We applaud Mr. Gibson’s recognition that there is something wrong inside his brain, but we want to caution him, and the world, that it will take a gargantuan effort on his part to alter those destructive neural imprints (the same is true for any person who harbors feelings of hostility toward others). Sadly, our research suggests that it may take decades of intensive self-reflection before a person can replace racist beliefs with genuine traits of tolerance, compassion, and forgiveness. Even then, more work is required to translate constructive beliefs into effective behaviors that can benefit society. In an age where world violence seems to be escalating, I just hope there’s enough time to get so many people to change their negative beliefs.
* Andrew Newberg, MD
University of Pennsylvania
* Mark Robert Waldman
Associate Fellow, Center for Spirituality and the Mind
University of Pennsylvania
Another reason besides the anit-racial slurs is his comment to the female police officer about her breasts.
So, Mel Gibson, you are hereby our official First Ugly Man Award recipient. May you have success transforming your thinking about Jews and women.
With much disappointment in someone I previously admired,
Kara Oh



Wanda MacLean
August 10th, 2006 at 8:22 pm
Hi Kara,
Just read your comments about Mel Gibson’s behavior and his outburst while drunk. He dragged himself through the muck, didn’t he?! I watched the media as they knocked him down a few more notches. The “beating” while he was down, hopefully will wake him up and get his attention. I hope it has and I’m rooting for him to succeed. He has publicly apologized to the Jewish people and has offered to meet with Jewish spiritual leaders individually. I heard his apology in greater detail on talk radio not on T.V. It was interesting that the women who were interviewed in the bar said he was very nice and above board. They asked where his wife was. He complimented his wife highly in the bar during his intoxicated state according to the media reports. Interesting.

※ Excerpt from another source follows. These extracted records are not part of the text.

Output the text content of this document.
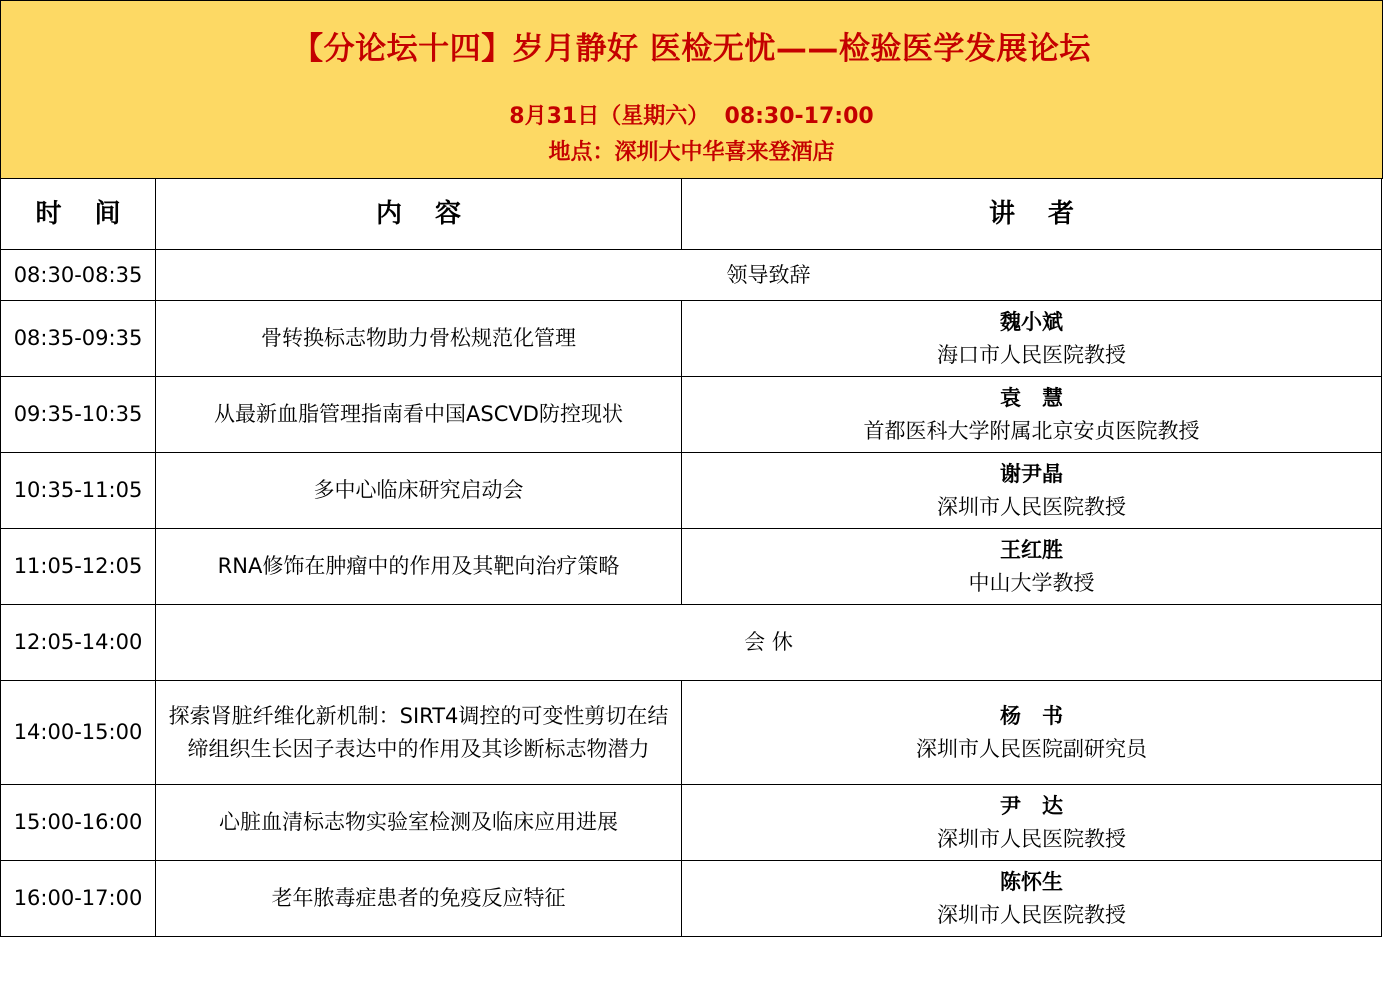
【分论坛十四】岁月静好 医检无忧——检验医学发展论坛
8月31日（星期六）  08:30-17:00
地点：深圳大中华喜来登酒店
时 间	内 容	讲 者
08:30-08:35	领导致辞	
08:35-09:35	骨转换标志物助力骨松规范化管理	魏小斌
海口市人民医院教授

09:35-10:35	从最新血脂管理指南看中国ASCVD防控现状	袁　慧
首都医科大学附属北京安贞医院教授

10:35-11:05	多中心临床研究启动会	谢尹晶
深圳市人民医院教授

11:05-12:05	RNA修饰在肿瘤中的作用及其靶向治疗策略	王红胜
中山大学教授

12:05-14:00	会 休	
14:00-15:00	探索肾脏纤维化新机制：SIRT4调控的可变性剪切在结缔组织生长因子表达中的作用及其诊断标志物潜力	杨　书
深圳市人民医院副研究员

15:00-16:00	心脏血清标志物实验室检测及临床应用进展	尹　达
深圳市人民医院教授

16:00-17:00	老年脓毒症患者的免疫反应特征	陈怀生
深圳市人民医院教授
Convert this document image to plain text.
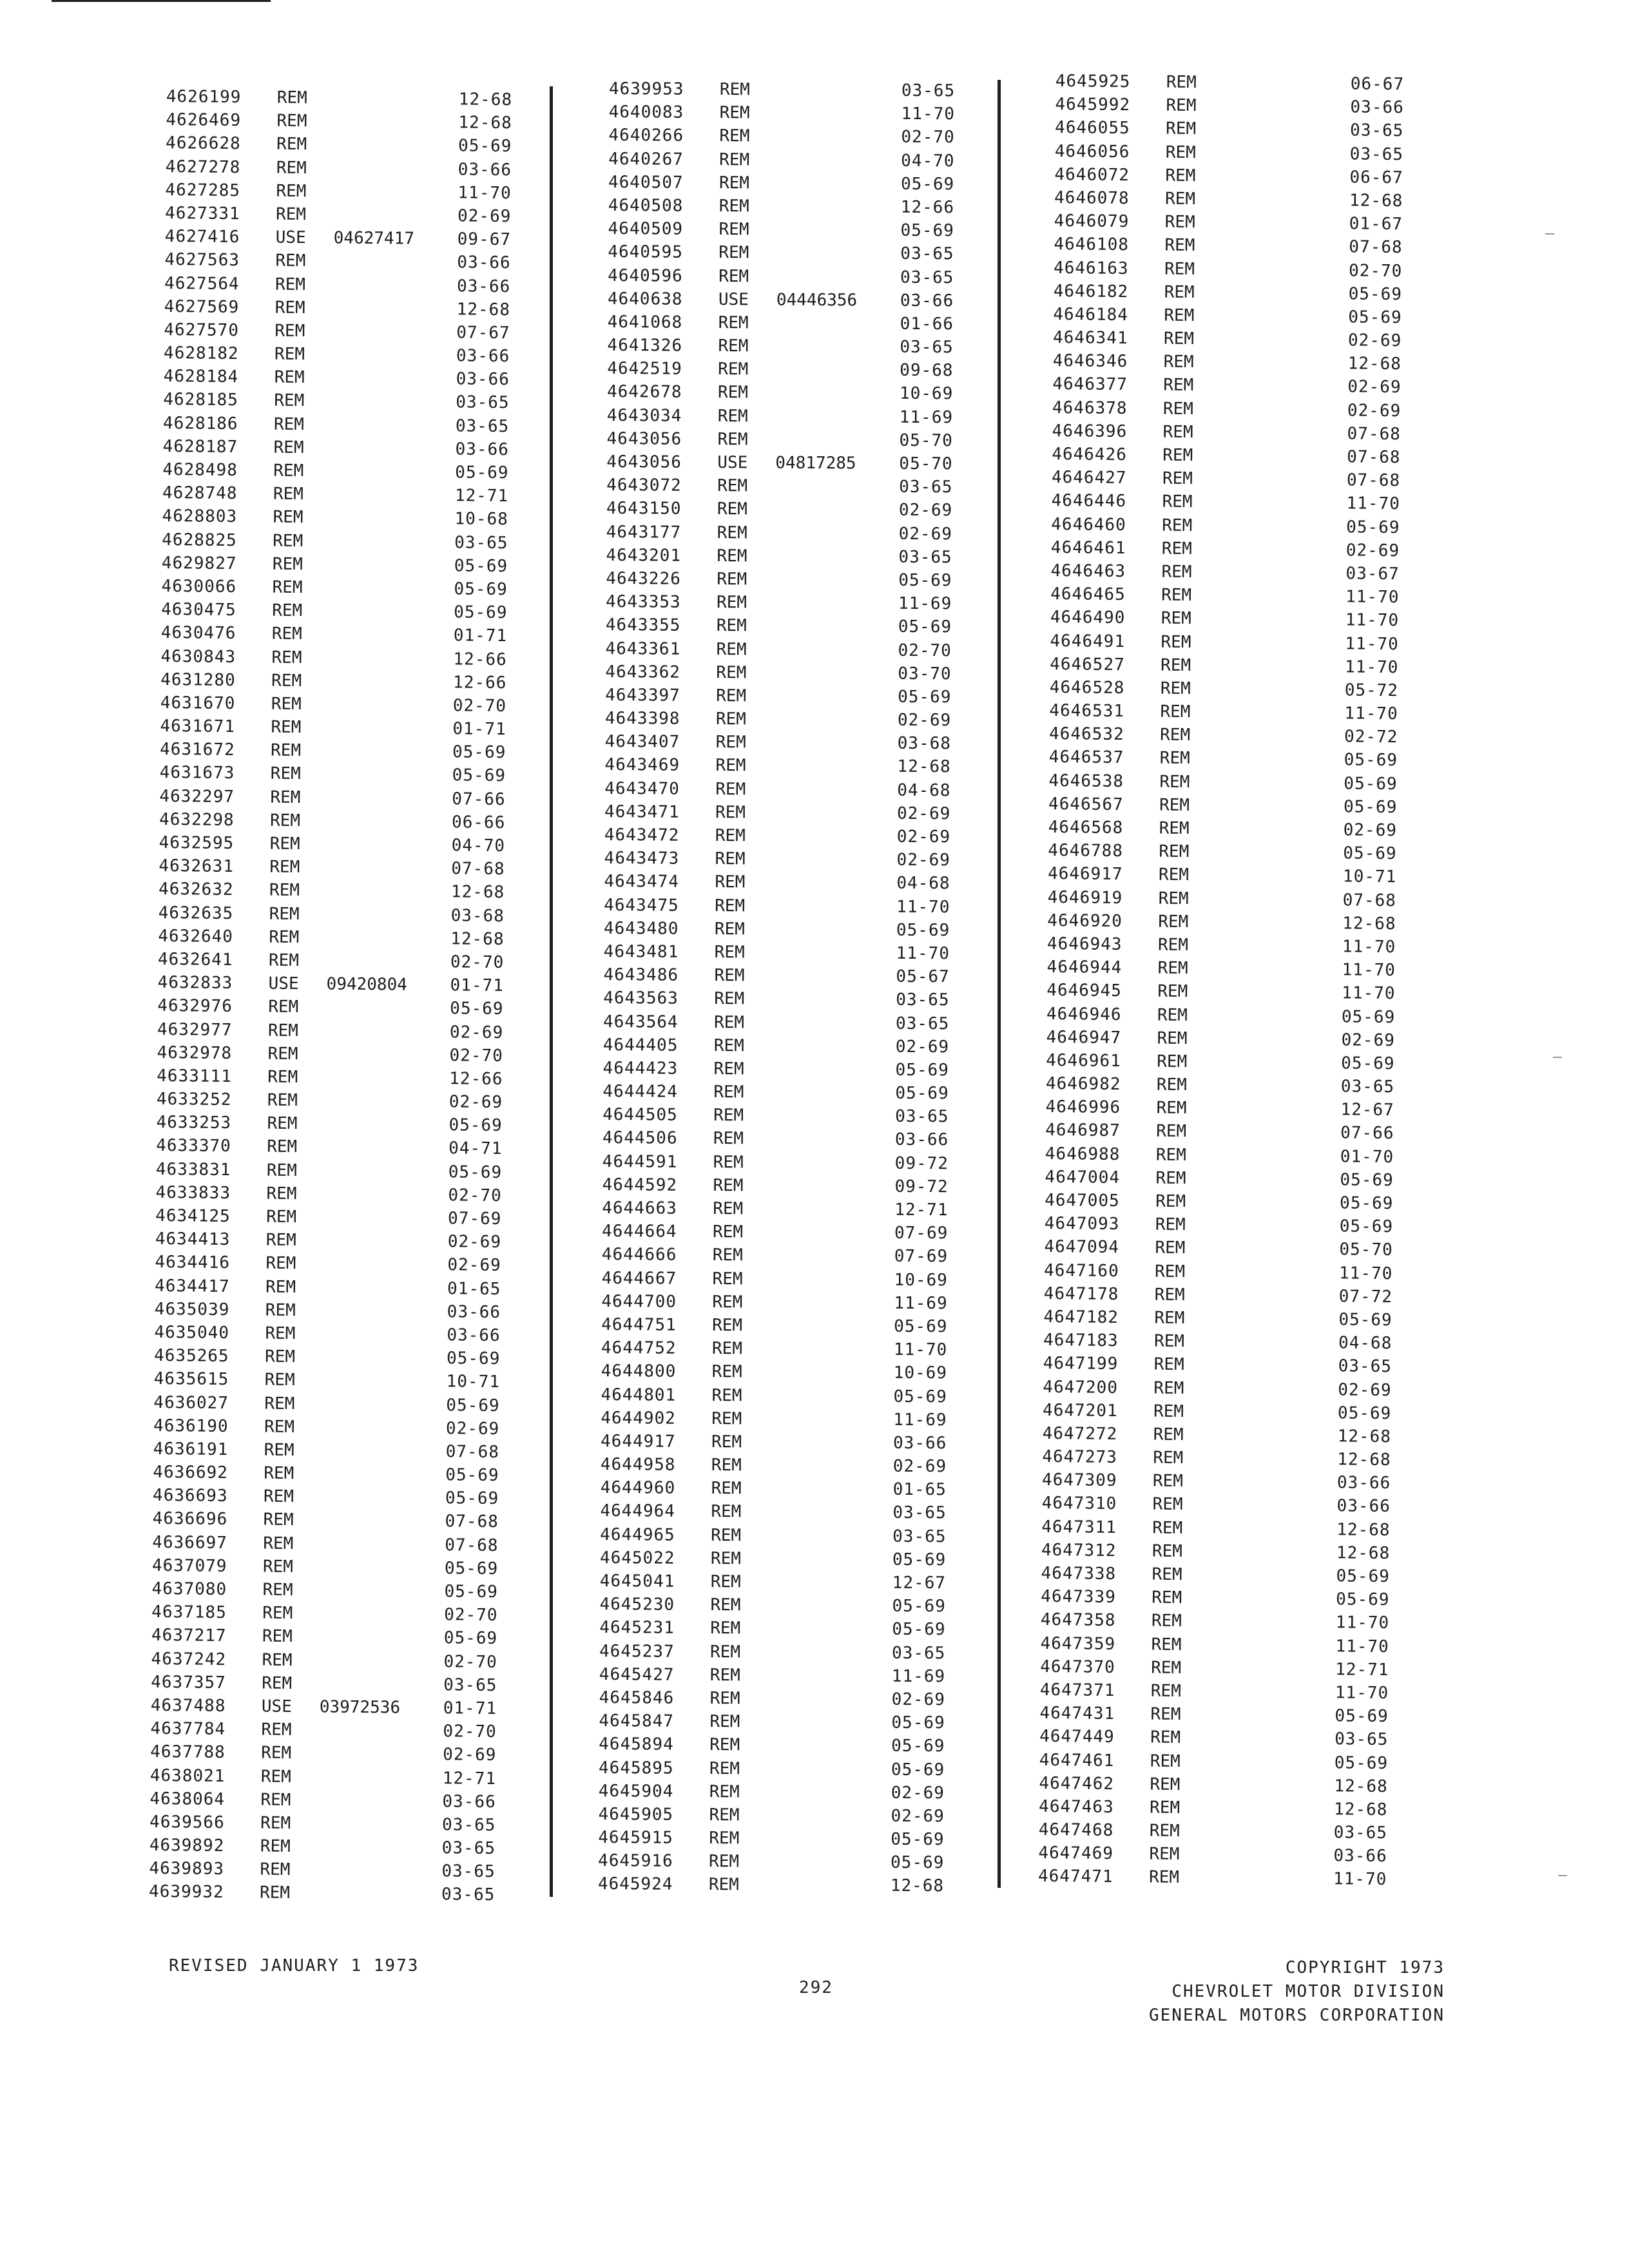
4626199 REM	12-68
4626469 REM	12-68
4626628 REM	05-69
4627278 REM	03-66
4627285 REM	11-70
4627331 REM	02-69
4627416 USE 04627417	09-67
4627563 REM	03-66
4627564 REM	03-66
4627569 REM	12-68
4627570 REM	07-67
4628182 REM	03-66
4628184 REM	03-66
4628185 REM	03-65
4628186 REM	03-65
4628187 REM	03-66
4628498 REM	05-69
4628748 REM	12-71
4628803 REM	10-68
4628825 REM	03-65
4629827 REM	05-69
4630066 REM	05-69
4630475 REM	05-69
4630476 REM	01-71
4630843 REM	12-66
4631280 REM	12-66
4631670 REM	02-70
4631671 REM	01-71
4631672 REM	05-69
4631673 REM	05-69
4632297 REM	07-66
4632298 REM	06-66
4632595 REM	04-70
4632631 REM	07-68
4632632 REM	12-68
4632635 REM	03-68
4632640 REM	12-68
4632641 REM	02-70
4632833 USE 09420804	01-71
4632976 REM	05-69
4632977 REM	02-69
4632978 REM	02-70
4633111 REM	12-66
4633252 REM	02-69
4633253 REM	05-69
4633370 REM	04-71
4633831 REM	05-69
4633833 REM	02-70
4634125 REM	07-69
4634413 REM	02-69
4634416 REM	02-69
4634417 REM	01-65
4635039 REM	03-66
4635040 REM	03-66
4635265 REM	05-69
4635615 REM	10-71
4636027 REM	05-69
4636190 REM	02-69
4636191 REM	07-68
4636692 REM	05-69
4636693 REM	05-69
4636696 REM	07-68
4636697 REM	07-68
4637079 REM	05-69
4637080 REM	05-69
4637185 REM	02-70
4637217 REM	05-69
4637242 REM	02-70
4637357 REM	03-65
4637488 USE 03972536	01-71
4637784 REM	02-70
4637788 REM	02-69
4638021 REM	12-71
4638064 REM	03-66
4639566 REM	03-65
4639892 REM	03-65
4639893 REM	03-65
4639932 REM	03-65
4639953 REM	03-65
4640083 REM	11-70
4640266 REM	02-70
4640267 REM	04-70
4640507 REM	05-69
4640508 REM	12-66
4640509 REM	05-69
4640595 REM	03-65
4640596 REM	03-65
4640638 USE 04446356	03-66
4641068 REM	01-66
4641326 REM	03-65
4642519 REM	09-68
4642678 REM	10-69
4643034 REM	11-69
4643056 REM	05-70
4643056 USE 04817285	05-70
4643072 REM	03-65
4643150 REM	02-69
4643177 REM	02-69
4643201 REM	03-65
4643226 REM	05-69
4643353 REM	11-69
4643355 REM	05-69
4643361 REM	02-70
4643362 REM	03-70
4643397 REM	05-69
4643398 REM	02-69
4643407 REM	03-68
4643469 REM	12-68
4643470 REM	04-68
4643471 REM	02-69
4643472 REM	02-69
4643473 REM	02-69
4643474 REM	04-68
4643475 REM	11-70
4643480 REM	05-69
4643481 REM	11-70
4643486 REM	05-67
4643563 REM	03-65
4643564 REM	03-65
4644405 REM	02-69
4644423 REM	05-69
4644424 REM	05-69
4644505 REM	03-65
4644506 REM	03-66
4644591 REM	09-72
4644592 REM	09-72
4644663 REM	12-71
4644664 REM	07-69
4644666 REM	07-69
4644667 REM	10-69
4644700 REM	11-69
4644751 REM	05-69
4644752 REM	11-70
4644800 REM	10-69
4644801 REM	05-69
4644902 REM	11-69
4644917 REM	03-66
4644958 REM	02-69
4644960 REM	01-65
4644964 REM	03-65
4644965 REM	03-65
4645022 REM	05-69
4645041 REM	12-67
4645230 REM	05-69
4645231 REM	05-69
4645237 REM	03-65
4645427 REM	11-69
4645846 REM	02-69
4645847 REM	05-69
4645894 REM	05-69
4645895 REM	05-69
4645904 REM	02-69
4645905 REM	02-69
4645915 REM	05-69
4645916 REM	05-69
4645924 REM	12-68
4645925 REM	06-67
4645992 REM	03-66
4646055 REM	03-65
4646056 REM	03-65
4646072 REM	06-67
4646078 REM	12-68
4646079 REM	01-67
4646108 REM	07-68
4646163 REM	02-70
4646182 REM	05-69
4646184 REM	05-69
4646341 REM	02-69
4646346 REM	12-68
4646377 REM	02-69
4646378 REM	02-69
4646396 REM	07-68
4646426 REM	07-68
4646427 REM	07-68
4646446 REM	11-70
4646460 REM	05-69
4646461 REM	02-69
4646463 REM	03-67
4646465 REM	11-70
4646490 REM	11-70
4646491 REM	11-70
4646527 REM	11-70
4646528 REM	05-72
4646531 REM	11-70
4646532 REM	02-72
4646537 REM	05-69
4646538 REM	05-69
4646567 REM	05-69
4646568 REM	02-69
4646788 REM	05-69
4646917 REM	10-71
4646919 REM	07-68
4646920 REM	12-68
4646943 REM	11-70
4646944 REM	11-70
4646945 REM	11-70
4646946 REM	05-69
4646947 REM	02-69
4646961 REM	05-69
4646982 REM	03-65
4646996 REM	12-67
4646987 REM	07-66
4646988 REM	01-70
4647004 REM	05-69
4647005 REM	05-69
4647093 REM	05-69
4647094 REM	05-70
4647160 REM	11-70
4647178 REM	07-72
4647182 REM	05-69
4647183 REM	04-68
4647199 REM	03-65
4647200 REM	02-69
4647201 REM	05-69
4647272 REM	12-68
4647273 REM	12-68
4647309 REM	03-66
4647310 REM	03-66
4647311 REM	12-68
4647312 REM	12-68
4647338 REM	05-69
4647339 REM	05-69
4647358 REM	11-70
4647359 REM	11-70
4647370 REM	12-71
4647371 REM	11-70
4647431 REM	05-69
4647449 REM	03-65
4647461 REM	05-69
4647462 REM	12-68
4647463 REM	12-68
4647468 REM	03-65
4647469 REM	03-66
4647471 REM	11-70
REVISED JANUARY 1 1973
292
COPYRIGHT 1973
CHEVROLET MOTOR DIVISION
GENERAL MOTORS CORPORATION
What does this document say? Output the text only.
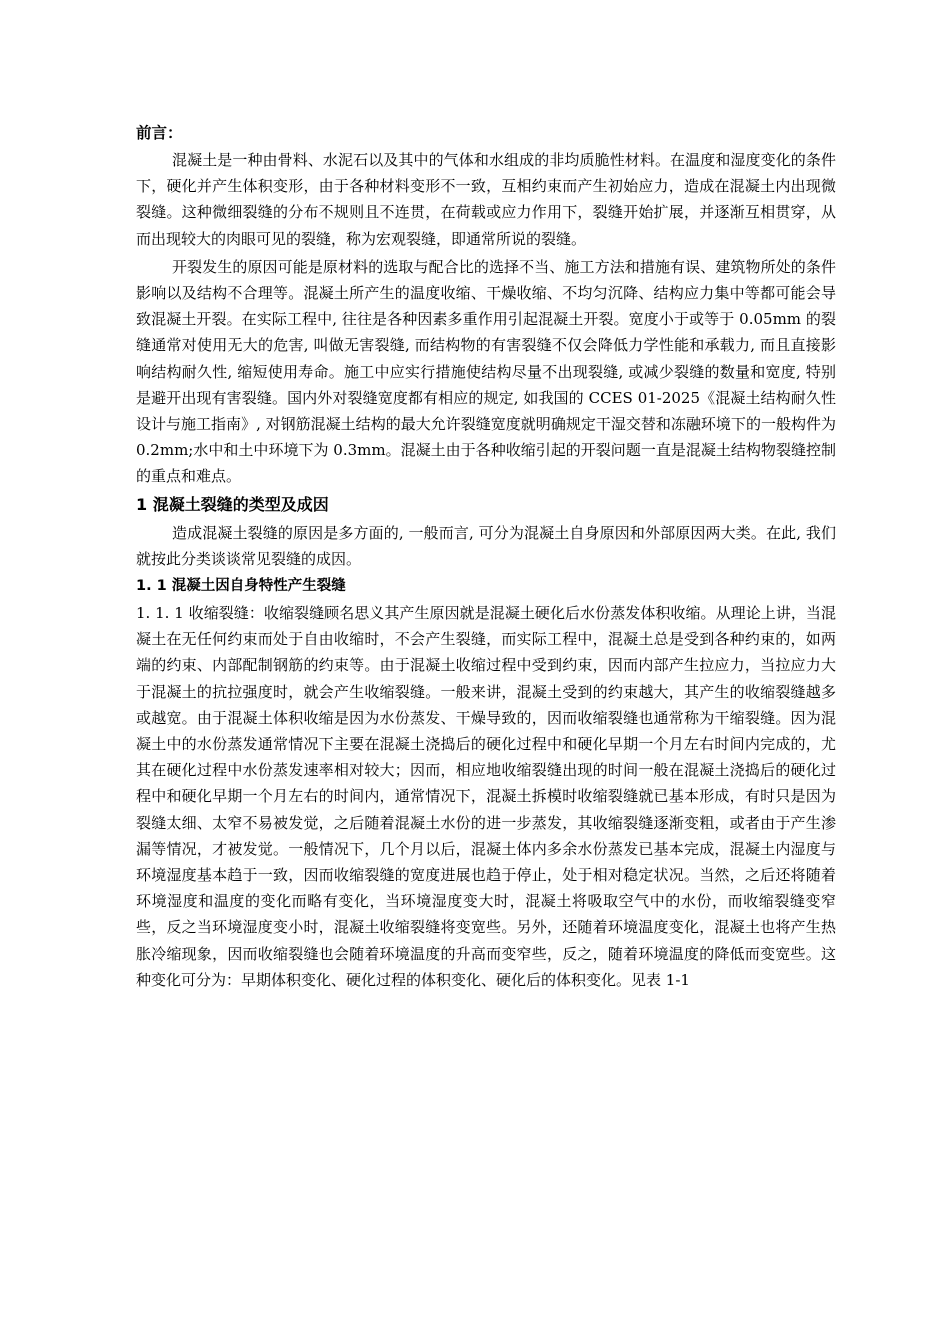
前言：

混凝土是一种由骨料、水泥石以及其中的气体和水组成的非均质脆性材料。在温度和湿度变化的条件下，硬化并产生体积变形，由于各种材料变形不一致，互相约束而产生初始应力，造成在混凝土内出现微裂缝。这种微细裂缝的分布不规则且不连贯，在荷载或应力作用下，裂缝开始扩展，并逐渐互相贯穿，从而出现较大的肉眼可见的裂缝，称为宏观裂缝，即通常所说的裂缝。

开裂发生的原因可能是原材料的选取与配合比的选择不当、施工方法和措施有误、建筑物所处的条件影响以及结构不合理等。混凝土所产生的温度收缩、干燥收缩、不均匀沉降、结构应力集中等都可能会导致混凝土开裂。在实际工程中, 往往是各种因素多重作用引起混凝土开裂。宽度小于或等于 0.05mm 的裂缝通常对使用无大的危害, 叫做无害裂缝, 而结构物的有害裂缝不仅会降低力学性能和承载力, 而且直接影响结构耐久性, 缩短使用寿命。施工中应实行措施使结构尽量不出现裂缝, 或减少裂缝的数量和宽度, 特别是避开出现有害裂缝。国内外对裂缝宽度都有相应的规定, 如我国的 CCES 01-2025《混凝土结构耐久性设计与施工指南》, 对钢筋混凝土结构的最大允许裂缝宽度就明确规定干湿交替和冻融环境下的一般构件为 0.2mm;水中和土中环境下为 0.3mm。混凝土由于各种收缩引起的开裂问题一直是混凝土结构物裂缝控制的重点和难点。

1 混凝土裂缝的类型及成因

造成混凝土裂缝的原因是多方面的, 一般而言, 可分为混凝土自身原因和外部原因两大类。在此, 我们就按此分类谈谈常见裂缝的成因。

1. 1 混凝土因自身特性产生裂缝

1. 1. 1 收缩裂缝：收缩裂缝顾名思义其产生原因就是混凝土硬化后水份蒸发体积收缩。从理论上讲，当混凝土在无任何约束而处于自由收缩时，不会产生裂缝，而实际工程中，混凝土总是受到各种约束的，如两端的约束、内部配制钢筋的约束等。由于混凝土收缩过程中受到约束，因而内部产生拉应力，当拉应力大于混凝土的抗拉强度时，就会产生收缩裂缝。一般来讲，混凝土受到的约束越大，其产生的收缩裂缝越多或越宽。由于混凝土体积收缩是因为水份蒸发、干燥导致的，因而收缩裂缝也通常称为干缩裂缝。因为混凝土中的水份蒸发通常情况下主要在混凝土浇捣后的硬化过程中和硬化早期一个月左右时间内完成的，尤其在硬化过程中水份蒸发速率相对较大；因而，相应地收缩裂缝出现的时间一般在混凝土浇捣后的硬化过程中和硬化早期一个月左右的时间内，通常情况下，混凝土拆模时收缩裂缝就已基本形成，有时只是因为裂缝太细、太窄不易被发觉，之后随着混凝土水份的进一步蒸发，其收缩裂缝逐渐变粗，或者由于产生渗漏等情况，才被发觉。一般情况下，几个月以后，混凝土体内多余水份蒸发已基本完成，混凝土内湿度与环境湿度基本趋于一致，因而收缩裂缝的宽度进展也趋于停止，处于相对稳定状况。当然，之后还将随着环境湿度和温度的变化而略有变化，当环境湿度变大时，混凝土将吸取空气中的水份，而收缩裂缝变窄些，反之当环境湿度变小时，混凝土收缩裂缝将变宽些。另外，还随着环境温度变化，混凝土也将产生热胀冷缩现象，因而收缩裂缝也会随着环境温度的升高而变窄些，反之，随着环境温度的降低而变宽些。这种变化可分为：早期体积变化、硬化过程的体积变化、硬化后的体积变化。见表 1-1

Anyway,I sure hope he will pick himself up, grow, be real and strive to heal the wound he inflicted on Jews.
Obviously, what happened was very ugly. Was it you who said to pay attention to what a man does and not what he says. I’m not sure. But in any case, his words were piercing and irrational. The true test of who he is and who he will become will be wrapped around his actions. I’m watching for what this guy does now and I want to follow your advice in your book about exercising my feminine grace.
So for the time being, I’m going to cheer him on to do the right thing and to humble himself before those he hurt.
I don’t have my head in the sand but I’m hopeful. I’ve been watching this guy for awhile now and I think he has been growing over the years. I hope he’ll press on again.
Anyway, enough of that.
Welcome back from Bali. Sounds like a very meaningful place to you. I also enjoyed looking at your lovly home in Santa Barbara on your website. YOu have lovely taste and it looks so peaceful. Thanks again for all your advice in “Men Made Easy”. Your book continues to be so helpful to me.